Centre-right Prime Minister Jean-Pierre Raffarin said reform was overdue - but added that it would be gradual.

It will not be a question of brutally changing the rules of the game overnight

Jean-Pierre Raffarin
He set 2020 as the target date for completing the first stages of the reform.

The speech to the advisory Economic and Social Council follows big demonstrations staged at the weekend in support of France's "pay-as-you-go" system - under which contributions from employees pay for current pensions.

Analysts say France's generous system is unsustainable - as stagnating birth rates and rising life expectancy means that in the future fewer workers will have to pay for increasing numbers of pensioners.

The prime minister made clear reforms would not be introduced suddenly.

"It will not be a question of brutally changing the rules of the game overnight," Mr Raffarin said.

"Those who are already retired will not be affected by the reform."

Contentious issue

Mr Raffarin also said he wanted to harmonise the public and private pension systems.

French public sector workers can retire on full pension after 37.5 years of contributions, while private sector employees must contribute for 40 years.

Alain Juppe
French leaders remember Juppe came unstuck over pensions

Mr Raffarin said the level and duration of contributions, as well as the amount of the pensions, would be the subjects of public debate.

He added that he would maintain the current right to retire at the age of 60.

A previous centre-right prime minister, Edouard Balladur, introduced some reforms of private sector pensions in 1993.

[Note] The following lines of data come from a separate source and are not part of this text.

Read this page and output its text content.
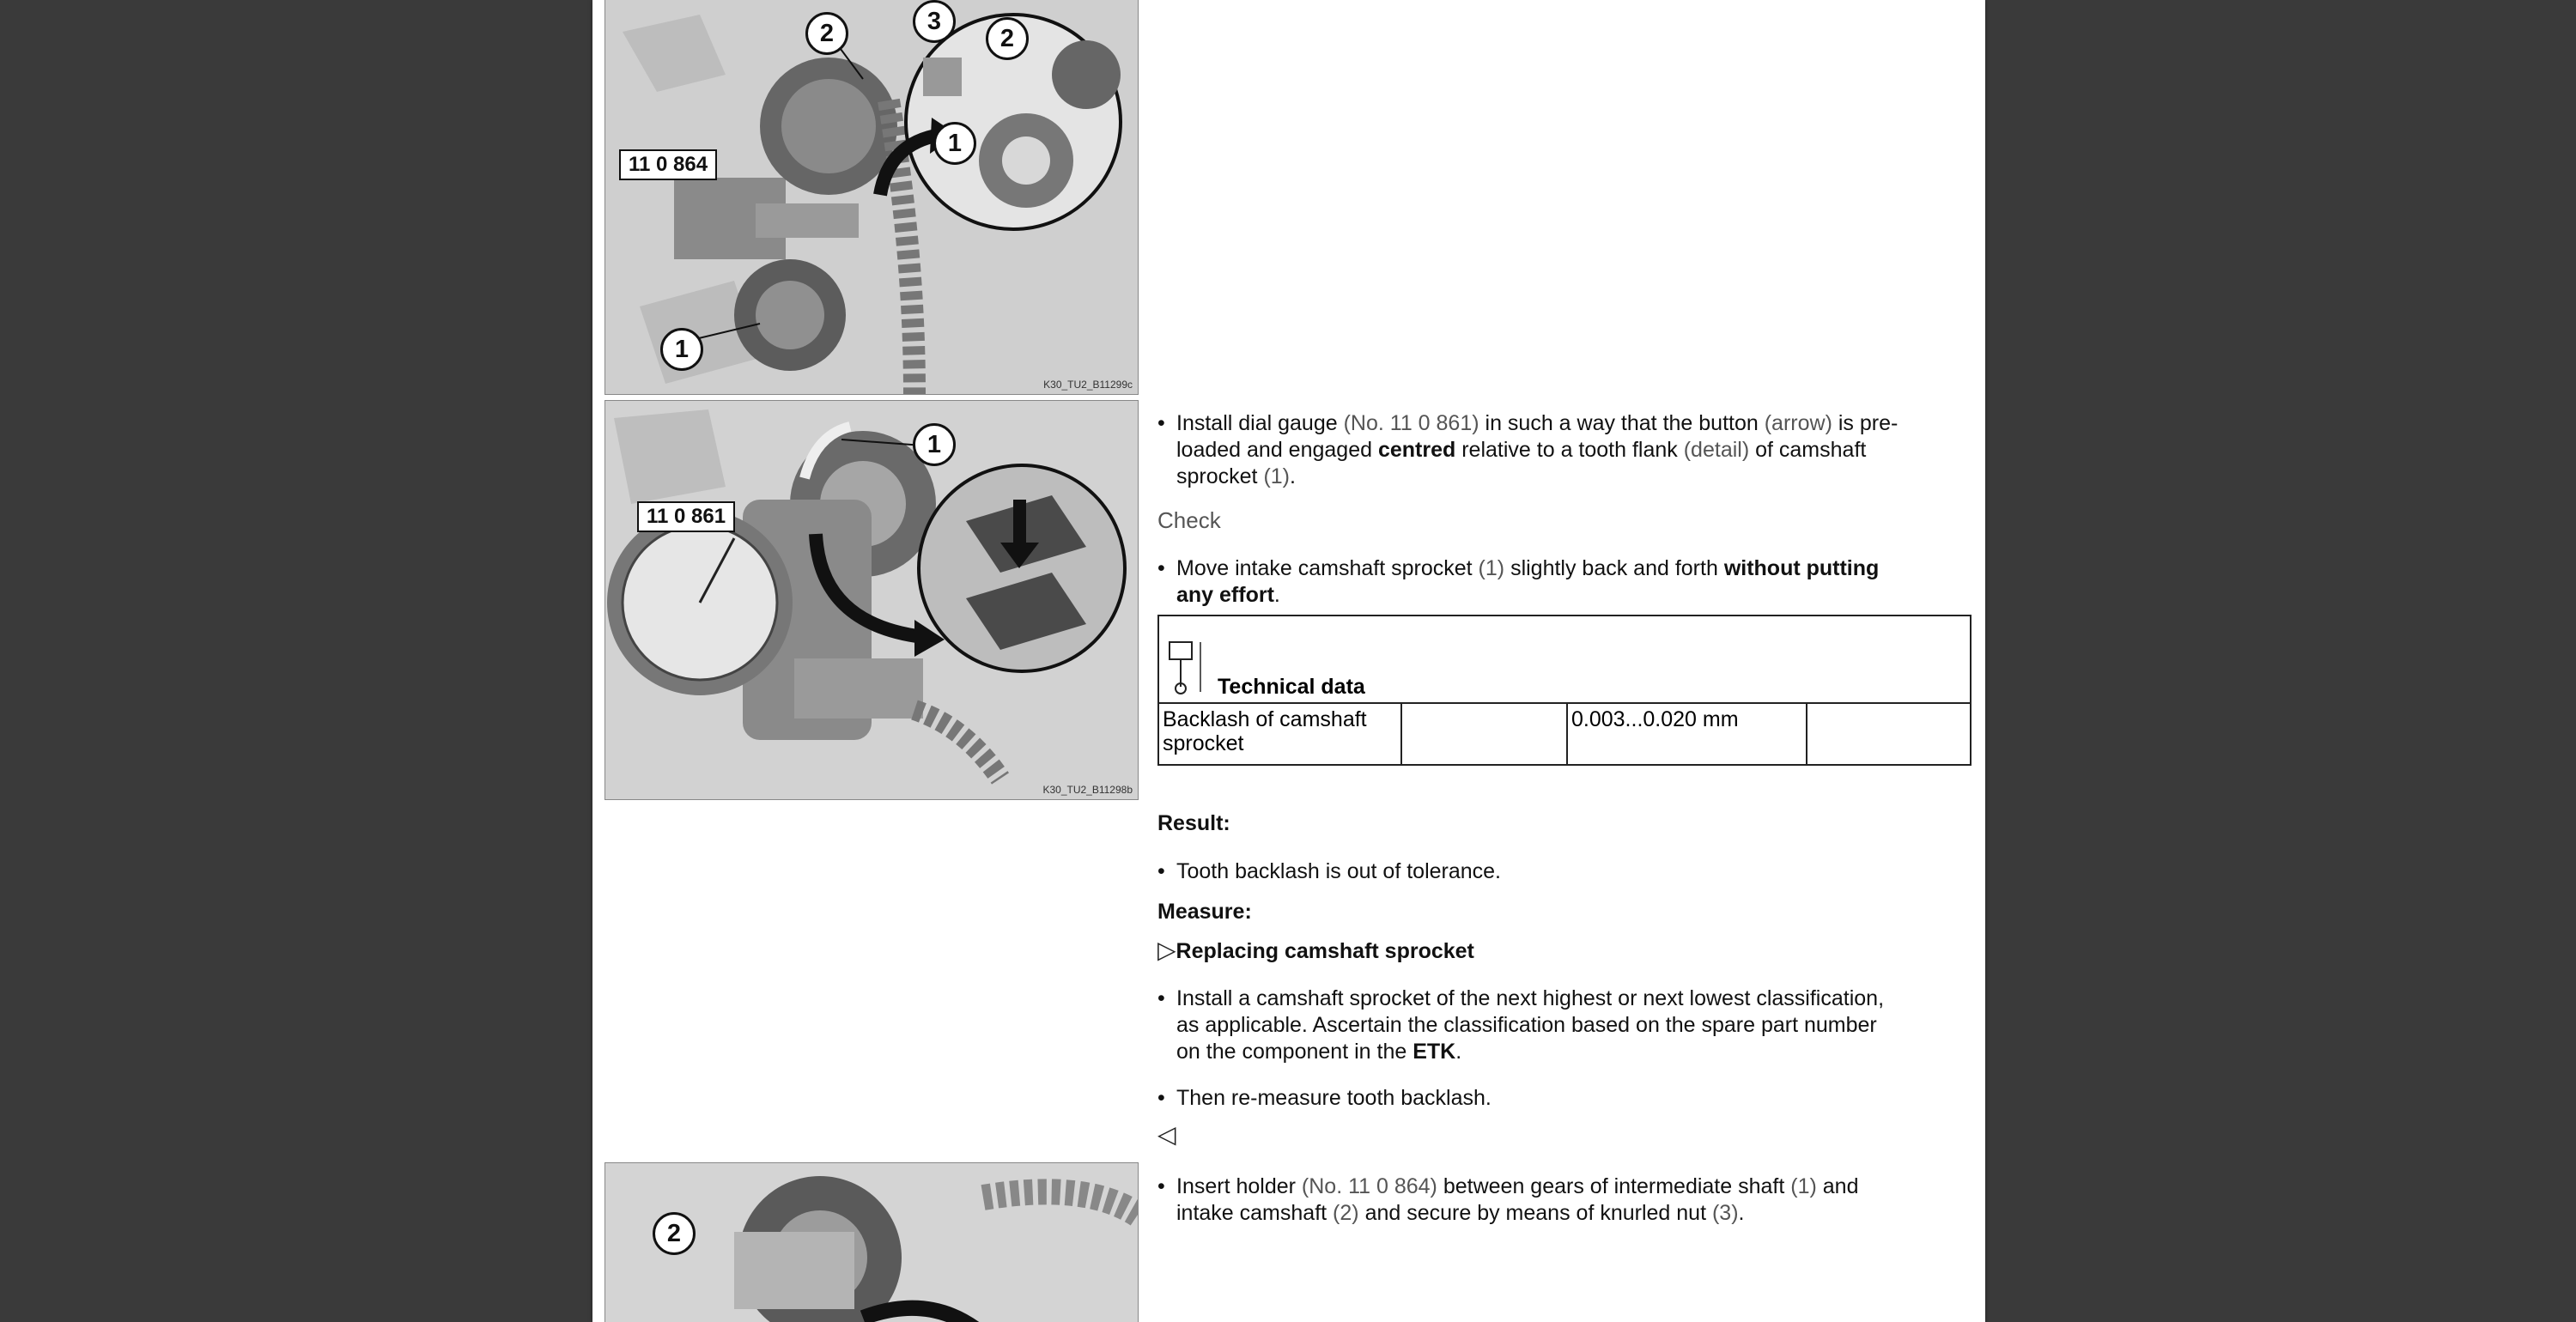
2	3
2
1
1
11 0 864
K30_TU2_B11299c
1
11 0 861
K30_TU2_B11298b
2
• Install dial gauge (No. 11 0 861) in such a way that the button (arrow) is pre-
loaded and engaged centred relative to a tooth flank (detail) of camshaft
sprocket (1).
Check
• Move intake camshaft sprocket (1) slightly back and forth without putting
any effort.
Technical data
Backlash of camshaft sprocket		0.003...0.020 mm	
Result:
• Tooth backlash is out of tolerance.
Measure:
▷Replacing camshaft sprocket
• Install a camshaft sprocket of the next highest or next lowest classification,
as applicable. Ascertain the classification based on the spare part number
on the component in the ETK.
• Then re-measure tooth backlash.
◁
• Insert holder (No. 11 0 864) between gears of intermediate shaft (1) and
intake camshaft (2) and secure by means of knurled nut (3).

Two years later, a plan by his successor Alain Juppe to bring the public-sector regimes closer to private-sector provisions was withdrawn, following a wave of protests by public employees.

After this defeat, which contributed to Mr Juppe's fall from power, French Governments were reluctant to tackle the issue.

However when Mr Raffarin came to office last June, he vowed to makes pensions reform one of his priorities.

At the weekend at least 350,000 people took part in demonstrations in Paris called by trade unions to highlight their opposition to a radical change, such as possible moves towards private pensions.